Virtually Verbal: Houston Teen-Led Nonprofit Pioneers Free Language Learning
Stretching over more than 25 countries, tutoring over 200 students, Virtually Verbal is the only organization of its kind to offer free language classes taught by a private tutor and is founded and run by a group of Awty International School students.
According to Forbes, the number of language learners worldwide has steadily increased, with an estimated 1.5 billion people actively learning a foreign language. The rise of language apps such as Duolingo, Babbel, and Rosetta Stone in the last decade have made language-learning accessible, but the young founders noticed a gap in high-quality personalized education. Virtually Verbal aims to make one-on-one tutoring for languages not only financially feasible, but to create a lasting impact on the individuals who are tutored, who in-turn are empowered to give back to their larger communities.
Virtually Verbal founder, Aarya Gorakhle, used her Indian American connections at home by utilizing WhatsApp group chats to network the organization’s services to family and mutual friends to learn foreign languages such as French, Spanish, and German. After Aarya went to college, Tanishka Padhye took over as director, recruiting Awty students Michael Hren and Akanbeile Abagi, who felt immediately drawn to the vision of the organization, recognizing the value of languages in transcending geographic, racial, ethnic, and national identities as students expanded their skill sets for schooling, relationships, and the workforce.

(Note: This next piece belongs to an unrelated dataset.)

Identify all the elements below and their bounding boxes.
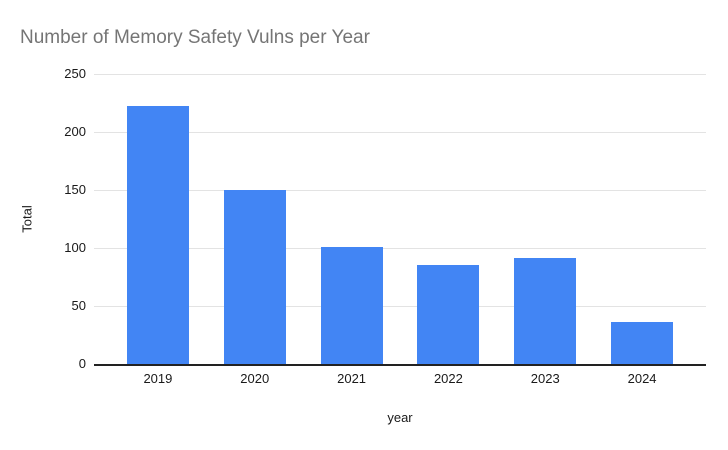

Driven by their own passion for language learning, they steadily grew the organization to include more than 25 countries taught by 12 dedicated Houston area high-schoolers offering Zoom classes in more than 5 languages, in various levels of beginner, intermediate, and advanced, to anybody who is interested - free of charge. The team has hand-crafted their own curriculum in making sample-slideshows and outlines for their tutors but encourages the tutors to be independent as each language and learning style of students is varied.
Virtually Verbal directly impacts communities around the world. Across the globe, their partnership with Indian nonprofit Isaksham aims to address the systematic educational inequality that women in India experience by opening additional opportunities for education, employment, and communication by language learning. Dedicated to educating young women, Isaksham meaning “I am capable” is fueled by the idea that if women gain greater autonomy through education, the result is lasting social change not only amongst women, but among their families, communities, and culture.
According to Isaksham, of the young women in the age group of 16-24 years, in rural Bihar, a large state in India, 88 percent of women drop out of formal education. Virtually Verbal is making leaps and bounds abroad, but they stay steadfast in their dedication to positively impacting the community they grew up in - Houston. In a partnership with KIPP ISD, which primarily serves minority and economically disadvantaged students in Houston, Virtually Verbal tutors KIPP ISD students in English who speak another primary language at home. By offering free, individualized support in English language skills, Virtually Verbal is helping these students thrive academically and bridging linguistic barriers to success.
As a high schooler, it is difficult to manage school, family commitments, and extracurriculars, but the team at Virtually Verbal dedicates themselves whole-heartedly. The team attributes a lot of their growth to their time at Awty; they describe it as a great environment for accomplishing a goal and a mission as long as you are driven. As being more than a bullet point on a college application, running a successful nonprofit as a high-schooler requires a commitment that teens often don’t have the means for, but these high schoolers demonstrate that with merely an idea, passionate cause, and hard work, growth is exponential. The teens at Virtually Verbal dedicate hours of work not only to tutoring, but administrative tasks, planning meetings, and funding.
In the Awty community, the team has hosted three fundraisers, such as a bake sale in which they pay back contributors for food and have generated over 600 dollars in profit. While analyzing consumer output for a donut versus a brownie may seem finite, the team has learned various business and nonprofit lessons in market-place trends, managing time, advertising, and organizational bureaucracy. Looking towards the future, one of Virtually Verbal’s goals is to gain 501c3 status for fiscal sponsorship in certain programs and gain crowd funding across various platforms besides organizations such as Go-Fund-Me and bake sales. Additionally, the board is hoping to gain enough profits to purchase booking software for classes to expand beyond the Zoom platform.
Michael Hren, a junior at Awty International School, who started his time at Virtually Verbal as a French tutor, summarized his experience in one word: “fulfilling.” Michael describes the challenge of “setting up a time” across international time zones, sometimes staying up late into the morning for a late-night class, but he spoke passionately about how rewarding and eye-opening it is to work with people from all over the world.
One of his students, Ankit, a college student in India, came across Virtually Verbal to learn French. Michael, in turn, learned about Ankit’s life, culture, and struggles that he never would have known otherwise. Michael describes how he learned about Ankit’s life growing up in a village in rural India, and his struggle to gain admission and financial funding to study abroad, Michael exclaimed that just hearing about how people live is entirely different from “interacting with the person on a weekly basis” and it uncovers a “whole new side to discovering how people live.”